Os equipamentos da “Garça” foram retirados rinstalados no Hospital de Santa Maria. Segundo a diretora do Hospital, esta foi a única maneira de preservar e dar um destino útil aos equipamentos que estavam se deteriorando dentro do barco abandonado.
Os ribeirinhos, entretanto, reconheceram que após o governador Ottomar Pinto (PSDB) reassumir o controle do Estado no final de 2005, a situação deles melhorou consideravelmente. Eles disseram que recebiam periodicamente a visita de equipes da Secretaria de Estado da Saúde (Sesau), além da construção e inauguração do Hospital de Santa Maria do Boiaçu; ganharam voadeiras, pequenos barcos e cotas mensais de combustíveis para ajudar as comunidades.
Radiofonias e grupos geradores também foram adquiridos, levando comunicação, energia elétrica e conforto para as comunidades mais distantes. A regularização da situação fundiária foi também uma grande conquista porque, com a documentação da terra em mãos, o ribeirinho tem maior segurança e pode adquirir financiamento público e privado para desenvolver seus projetos.
Associação Amazônia
Na segunda-feira (4), as equipes da Operação Marco chegaram à comunidade de Xixuaú, uma vila totalmente diferenciada das demais localidades da região, com uma infraestrutura invejável: as doze famílias dispunham de energia elétrica, assistência médica, escola, telefone e internet com banda larga alimentada por energia solar.
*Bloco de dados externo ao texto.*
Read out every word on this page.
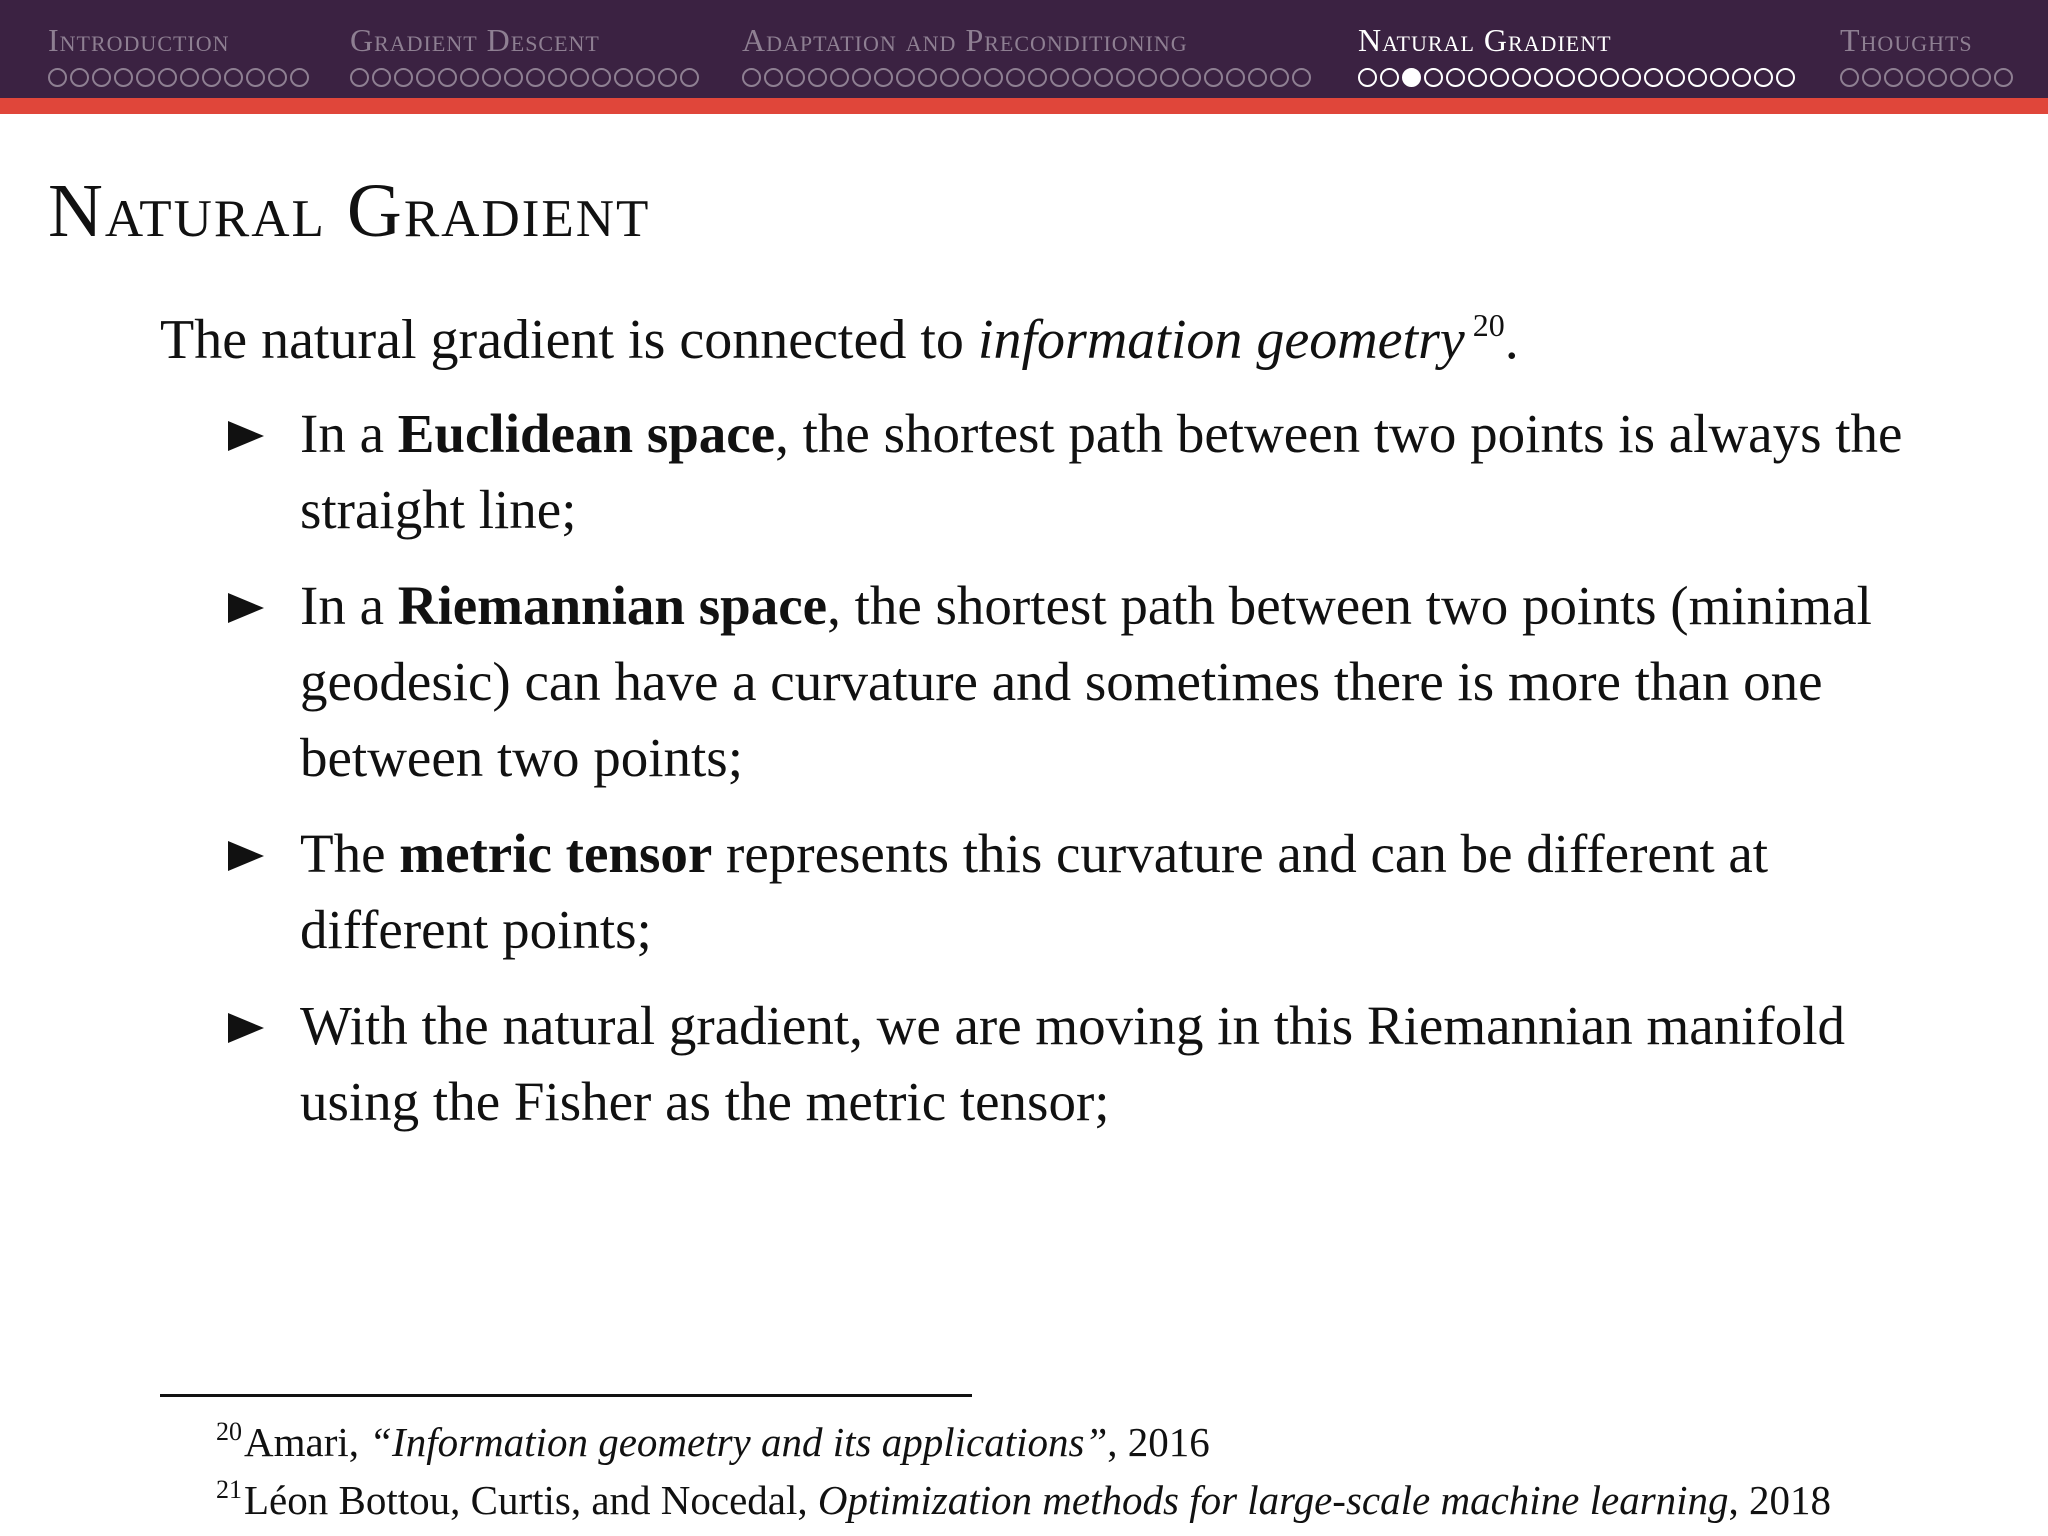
Introduction	Gradient Descent	Adaptation and Preconditioning	Natural Gradient	Thoughts
Natural Gradient
The natural gradient is connected to information geometry $^{20}$.
In a Euclidean space, the shortest path between two points is always the straight line;
In a Riemannian space, the shortest path between two points (minimal geodesic) can have a curvature and sometimes there is more than one between two points;
The metric tensor represents this curvature and can be different at different points;
With the natural gradient, we are moving in this Riemannian manifold using the Fisher as the metric tensor;
$^{20}$Amari, “Information geometry and its applications”, 2016
$^{21}$Léon Bottou, Curtis, and Nocedal, Optimization methods for large-scale machine learning, 2018
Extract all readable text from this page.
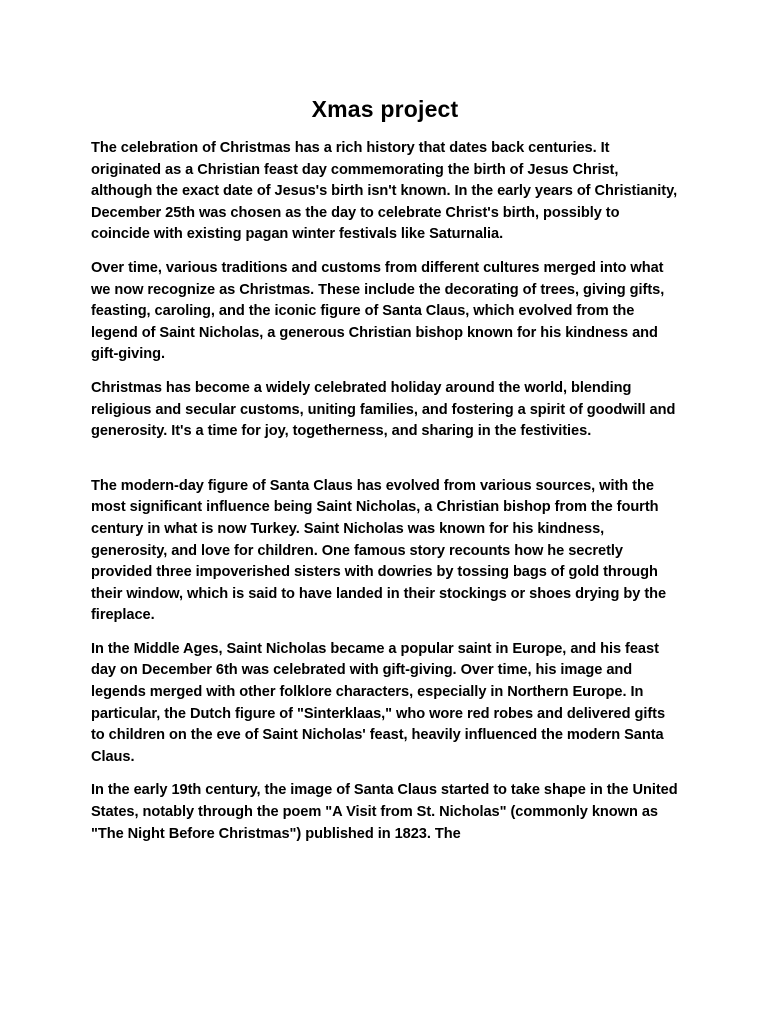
Xmas project

The celebration of Christmas has a rich history that dates back centuries. It originated as a Christian feast day commemorating the birth of Jesus Christ, although the exact date of Jesus's birth isn't known. In the early years of Christianity, December 25th was chosen as the day to celebrate Christ's birth, possibly to coincide with existing pagan winter festivals like Saturnalia.

Over time, various traditions and customs from different cultures merged into what we now recognize as Christmas. These include the decorating of trees, giving gifts, feasting, caroling, and the iconic figure of Santa Claus, which evolved from the legend of Saint Nicholas, a generous Christian bishop known for his kindness and gift-giving.

Christmas has become a widely celebrated holiday around the world, blending religious and secular customs, uniting families, and fostering a spirit of goodwill and generosity. It's a time for joy, togetherness, and sharing in the festivities.

The modern-day figure of Santa Claus has evolved from various sources, with the most significant influence being Saint Nicholas, a Christian bishop from the fourth century in what is now Turkey. Saint Nicholas was known for his kindness, generosity, and love for children. One famous story recounts how he secretly provided three impoverished sisters with dowries by tossing bags of gold through their window, which is said to have landed in their stockings or shoes drying by the fireplace.

In the Middle Ages, Saint Nicholas became a popular saint in Europe, and his feast day on December 6th was celebrated with gift-giving. Over time, his image and legends merged with other folklore characters, especially in Northern Europe. In particular, the Dutch figure of "Sinterklaas," who wore red robes and delivered gifts to children on the eve of Saint Nicholas' feast, heavily influenced the modern Santa Claus.

In the early 19th century, the image of Santa Claus started to take shape in the United States, notably through the poem "A Visit from St. Nicholas" (commonly known as "The Night Before Christmas") published in 1823. The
Segundo o que a Operação apurou, a vila era “gerenciada” pela Organização Não-Governamental (ONG) italiana Associação Amazônia, que alegava ter 185 mil hectares de terras no baixo Rio Branco. Cada chefe de família também recebia um salário mensal de R$ 200,00 mais uma cesta básica no valor aproximado de R$ 300,00, totalizando R$ 500,00 mensais.
As únicas obrigações dos moradores eram obedecer às regras do Estatuto da ONG. Entre essas regras, estava manter a vila limpa e agradável, caçar e/ou pescar e dividir tudo o que conseguirem adquirir com a comunidade. Alguns chegam a fazer roças, mas nada muito grande; algumas mulheres faziam artesanatos para vender aos turistas e também dividiam o dinheiro com os demais moradores.
Os moradores de Xixuaú também não era donos de suas casas e/ou propriedades. Caso decidissem sair da vila, tinham que deixar tudo para a ONG, que era coordenada pelo escocês Christopher Julian Clark, com recursos que recebia da Itália. A ONG já estava na região havia 15 anos e conseguiu o patrimônio comprando o direito de posse dos ribeirinhos que passaram a ser “sócios-voluntários”.
Atendimento
Na noite de segunda-feira (4), o coronel Granjeiro, comandante da Operação Marco, reuniu a comunidade de Xixuaú para explicar os objetivos da missão e ouvir os moradores. O presidente da comunidade, Justino de Souza, que à tarde havia confirmado que a ONG era a dona das terras e que coordenava todas as atividades da comunidade, mudou a versão, negando tudo e afirmando que as terras pertenciam aos moradores.
Justino de Souza também reclamou da ausência do Estado, afirmando que o governador nunca visitara a comunidade e as equipes da Sesau e demais setores do Governo iam somente até a vila de Samaúma, esquecendo-se de subir até Xixuaú, deixando os moradores desassistidos. “Como ficamos sem a assistência do Estado, a solução é aceitar a ajuda do gringo [Christopher Clark]”, disse.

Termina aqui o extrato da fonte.